Se non possiamo dubitare, come ci dice Gesù, che Dio voglia farci giustizia, possiamo chiederci, e forse è bene che ce lo chiediamo, se abbiamo o meno la giustizia dalla nostra parte quando preghiamo, quando al Padre ci rivolgiamo. E questo è il secondo insegnamento. Può infatti capitare di chiedere male, perché chiediamo ciò che farebbe male a qualcun altro, anche se lo riconosciamo un bene per noi stessi, in questo momento. Mai possiamo dimenticare che la paternità di Dio è universale e non solo per qualcuno. Il popolo di Israele secondo la storia biblica ci ha messo tantissimo tempo a capire cosa volesse dire che la benedizione di Dio da Abramo si riversa su tutte le genti. Gesù non ha mai messo in dubbio che così fosse. La paternità di Dio è per tutti, senza esclusioni, ha insistito Gesù, ricordandoci che Dio fa piovere sui giusti e sugli ingiusti e fa sorgere il sole sui buoni e sui malvagi (cfr. Mt 5,45). Di questo noi ci dimentichiamo, e quando chiediamo a Dio non riusciamo ad avere uno sguardo capace di abbracciare tutti. Per questo motivo la nostra preghiera ha bisogno talvolta di essere purificata, di essere limata in merito a quello che chiediamo, e ciò avviene nel tempo dell’insistenza.
Quando preghiamo non possiamo mai chiedere se non ciò che è giusto, per me e per gli altri.

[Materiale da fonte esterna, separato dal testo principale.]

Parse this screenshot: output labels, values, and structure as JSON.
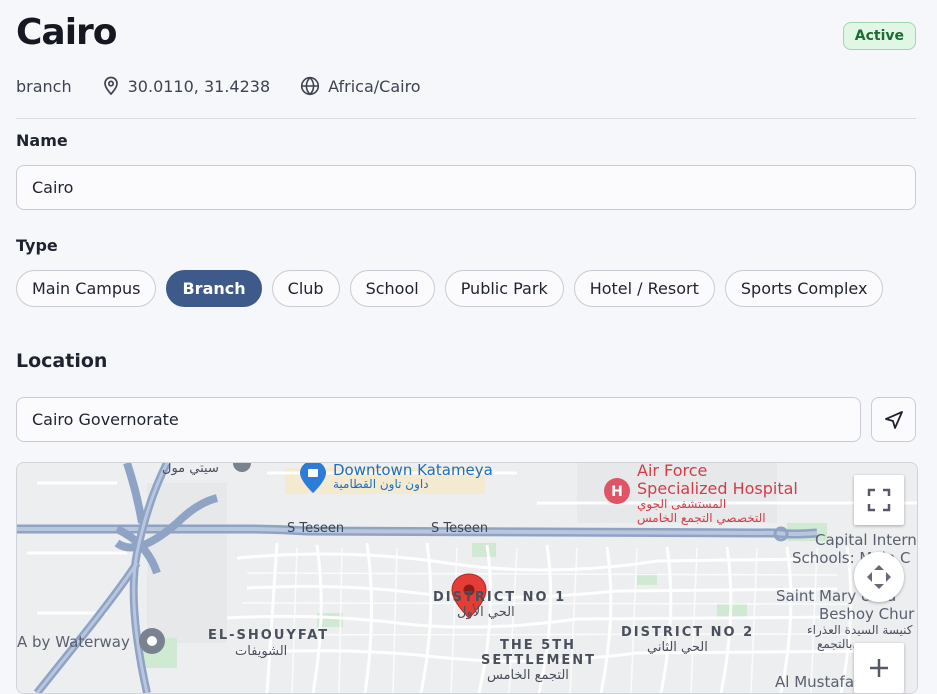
{
  "header": {
    "title": "Cairo",
    "status": "Active",
    "type": "branch",
    "coordinates": "30.0110, 31.4238",
    "timezone": "Africa/Cairo"
  },
  "form": {
    "name_label": "Name",
    "name_value": "Cairo",
    "type_label": "Type",
    "types": [
      "Main Campus",
      "Branch",
      "Club",
      "School",
      "Public Park",
      "Hotel / Resort",
      "Sports Complex"
    ],
    "selected_type": "Branch",
    "location_title": "Location",
    "location_value": "Cairo Governorate"
  },
  "map": {
    "labels": {
      "road_left": "S Teseen",
      "road_right": "S Teseen",
      "downtown": "Downtown Katameya",
      "downtown_ar": "داون تاون القطامية",
      "city_mall_ar": "سيتي مول",
      "airforce_1": "Air Force",
      "airforce_2": "Specialized Hospital",
      "airforce_ar_1": "المستشفى الجوي",
      "airforce_ar_2": "التخصصي التجمع الخامس",
      "capital_1": "Capital Intern",
      "capital_2": "Schools: Main C",
      "district1": "DISTRICT NO 1",
      "district1_ar": "الحي الأول",
      "district2": "DISTRICT NO 2",
      "district2_ar": "الحي الثاني",
      "fifth_1": "THE 5TH",
      "fifth_2": "SETTLEMENT",
      "fifth_ar": "التجمع الخامس",
      "shouyfat": "EL-SHOUYFAT",
      "shouyfat_ar": "الشويفات",
      "waterway": "A by Waterway",
      "saint_mary_1": "Saint Mary & Sa",
      "saint_mary_2": "Beshoy Chur",
      "saint_mary_ar_1": "كنيسة السيدة العذراء",
      "saint_mary_ar_2": "بالتجمع...",
      "mustafa": "Al Mustafa"
    }
  }
}
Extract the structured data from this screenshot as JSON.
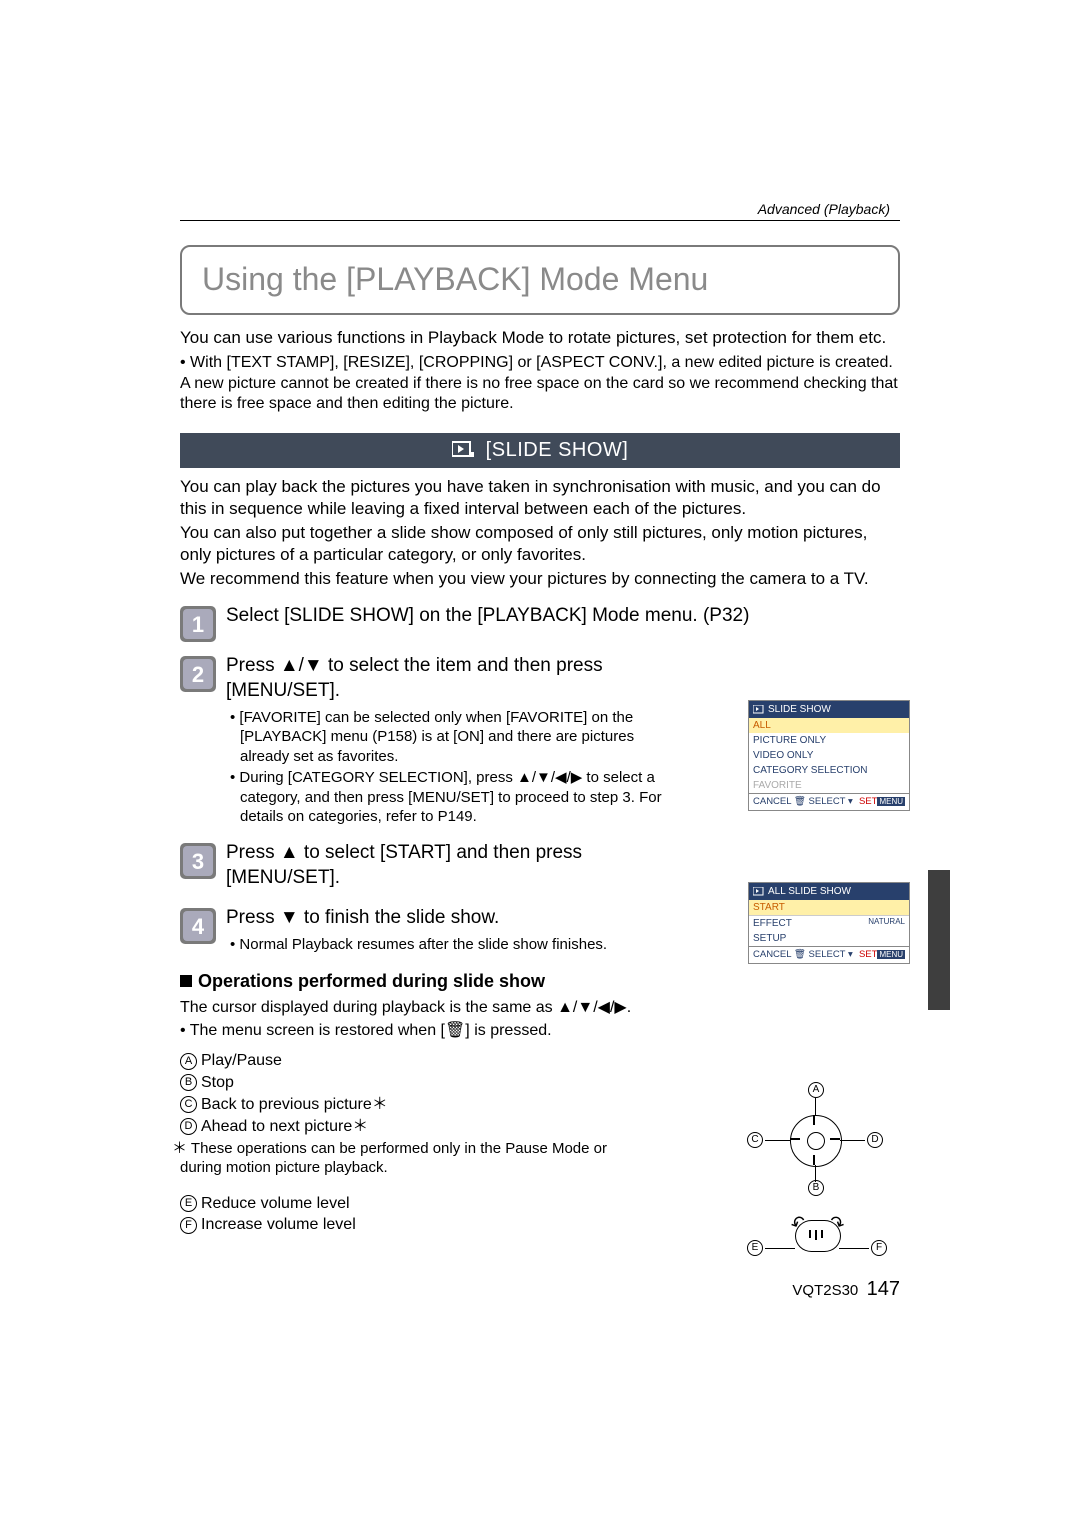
{
  "section_header": "Advanced (Playback)",
  "title": "Using the [PLAYBACK] Mode Menu",
  "intro": {
    "p1": "You can use various functions in Playback Mode to rotate pictures, set protection for them etc.",
    "bullet1": "• With [TEXT STAMP], [RESIZE], [CROPPING] or [ASPECT CONV.], a new edited picture is created. A new picture cannot be created if there is no free space on the card so we recommend checking that there is free space and then editing the picture."
  },
  "slide_bar": "[SLIDE SHOW]",
  "slide_desc": {
    "p1": "You can play back the pictures you have taken in synchronisation with music, and you can do this in sequence while leaving a fixed interval between each of the pictures.",
    "p2": "You can also put together a slide show composed of only still pictures, only motion pictures, only pictures of a particular category, or only favorites.",
    "p3": "We recommend this feature when you view your pictures by connecting the camera to a TV."
  },
  "steps": {
    "s1": "Select [SLIDE SHOW] on the [PLAYBACK] Mode menu. (P32)",
    "s2": "Press ▲/▼ to select the item and then press [MENU/SET].",
    "s2a": "• [FAVORITE] can be selected only when [FAVORITE] on the [PLAYBACK] menu (P158) is at [ON] and there are pictures already set as favorites.",
    "s2b": "• During [CATEGORY SELECTION], press ▲/▼/◀/▶ to select a category, and then press [MENU/SET] to proceed to step 3. For details on categories, refer to P149.",
    "s3": "Press ▲ to select [START] and then press [MENU/SET].",
    "s4": "Press ▼ to finish the slide show.",
    "s4a": "• Normal Playback resumes after the slide show finishes."
  },
  "ops_heading": "Operations performed during slide show",
  "ops": {
    "p1": "The cursor displayed during playback is the same as ▲/▼/◀/▶.",
    "p2": "• The menu screen is restored when [🗑] is pressed."
  },
  "ops_labels": {
    "A": "Play/Pause",
    "B": "Stop",
    "C": "Back to previous picture＊",
    "D": "Ahead to next picture＊",
    "star": "These operations can be performed only in the Pause Mode or during motion picture playback.",
    "E": "Reduce volume level",
    "F": "Increase volume level"
  },
  "mini1": {
    "header": "SLIDE SHOW",
    "r1": "ALL",
    "r2": "PICTURE ONLY",
    "r3": "VIDEO ONLY",
    "r4": "CATEGORY SELECTION",
    "r5": "FAVORITE",
    "footer_left": "CANCEL 🗑 SELECT ▾",
    "footer_right": "SET"
  },
  "mini2": {
    "header": "ALL SLIDE SHOW",
    "r1": "START",
    "r2": "EFFECT",
    "r2r": "NATURAL",
    "r3": "SETUP",
    "footer_left": "CANCEL 🗑 SELECT ▾",
    "footer_right": "SET"
  },
  "footer": {
    "code": "VQT2S30",
    "page": "147"
  }
}
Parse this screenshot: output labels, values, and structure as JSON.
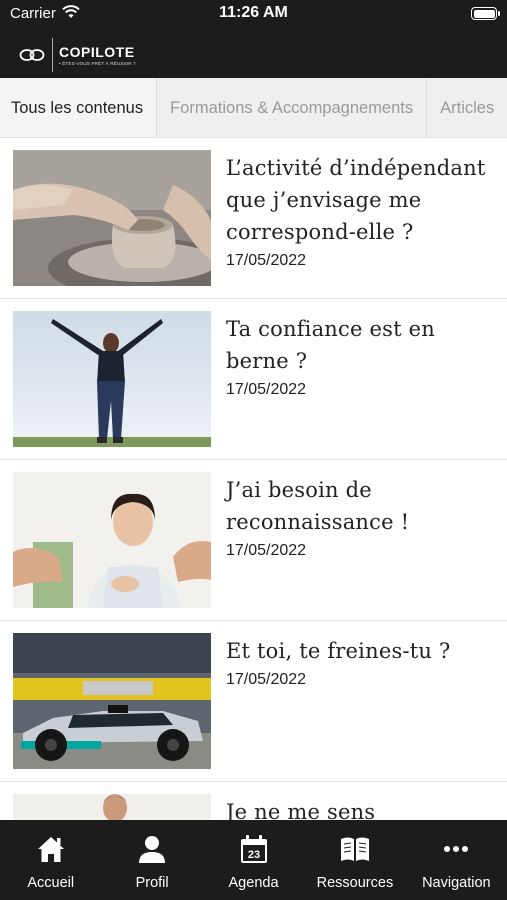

Mai la giustizia di Dio premia qualcuno a scapito di qualcun altro. Questo mi fa molto pensare. Se mi trovo in difficoltà non sto meglio perché qualcuno sta peggio, il bene vero nasce solo dallo stare bene insieme. Non è forse questa la profezia che Maria annuncia nel Magnificat? Dio rovescia i potenti, disperde i superbi, rimanda a mani vuote i ricchi, non per farli diventare indigenti e calpestati, ma per riequilibrare la vita secondo i criteri della sua giustizia, affinché tutti abbiano uguale accesso a quanto Dio ha creato per il bene di tutti e non solo per qualcuno.
Per questo quotidianamente pregando il cantico di Maria la Chiesa si imprime davanti agli occhi la giustizia di Dio e si affida a Colui che prontamente ci ascolta, se con piena fiducia, vera fede e senso di autentica giustizia ci rivolgiamo a Lui.
Un ultimo insegnamento mi piace cogliere: tante volte di fronte alle sofferenze dell’uomo ci chiediamo dove sia Dio. Sarebbe importante, pregando, non solo chiedere a Dio dove sia Lui, ma anche dove sono io, nel senso di chiederci se non ci sia qualcosa che io stesso posso fare per andare incontro alle sofferenze per le quali sto pregando. La domanda da farci ogni giorno, fino al ritorno del Signore, non è se Dio ci sia e ci ascolti quando gli presentiamo le nostre richieste, ma se noi, fidandoci di Lui quando gliele presentiamo, siamo sicuri che Egli non ci dimentica, così come siamo disposti a lasciarci convertire, per imparare a fare la nostra parte, là dove e come è necessario e possibile, per crescere nell’esercizio della giustizia che il Vangelo ci insegna.